收录：;EI(收录号：20250617808109);Scopus(收录号：2-s2.0-85216610441);WOS:【SCI-EXPANDED(收录号:WOS:001411800100001)】；

基金：The authors are grateful for the financial support from the Chinese Academy of Forestry Fundamental Research Fund (grant number CAFYBB2023PA004) and National Key R&D Program of China (grant number 2023YFF0906301).

语种：英文

外文关键词：Larix princips-rupprechtii; transverse compression; compressive strength; failure mechanismt

摘要：Transverse compression damage frequently affects active wooden components of ancient architecture, such as beams and Dou-gong, compromising structural safety. Larch (Larix gmelinii var. principis-rupprechtii (Mayr) Pilger) wood, commonly used in ancient northern Chinese architecture, has limited studies on its transverse compression damage mechanisms. Traditional reinforcement methods are often ineffective.

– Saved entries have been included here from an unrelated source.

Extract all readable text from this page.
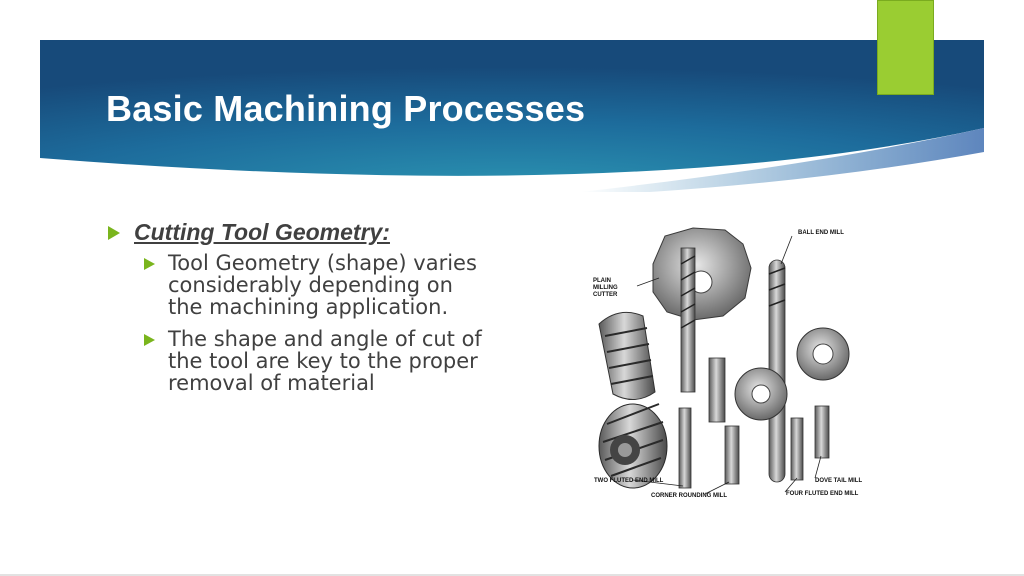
Basic Machining Processes
Cutting Tool Geometry:
Tool Geometry (shape) varies considerably depending on the machining application.
The shape and angle of cut of the tool are key to the proper removal of material
BALL END MILL
PLAIN MILLING CUTTER
TWO FLUTED END MILL
CORNER ROUNDING MILL
DOVE TAIL MILL
FOUR FLUTED END MILL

The present study integrated plastic equilibrium theory and static loading experiments to examine the transverse compression damage mechanism of larch wood under significant deformation. It also introduced an innovative method for parcel constraints to enhance the compression strength of wooden components in ancient architecture. Results showed the transverse compressive strength of larch wood ranges from 3 to 17 MPa, with maximum load-bearing capacity doubling after enhancement. End-wrapping confinement increased the load-bearing capacity by over 16%. Load-displacement curves under different compression conditions followed a three-stage pattern: elastic, plastic, and densification. Damage in larch wood began in the plastic stage. Under localized compression, samples exhibited a sudden drop in load-bearing capacity and secondary failure at 60-70% strain. This study offers valuable insights into the damage and residual load-bearing capacity of transversely compressed wooden components. The proposed compression enhancement strategy can reinforce damaged wooden components in ancient architecture, contributing to preserving cultural heritage.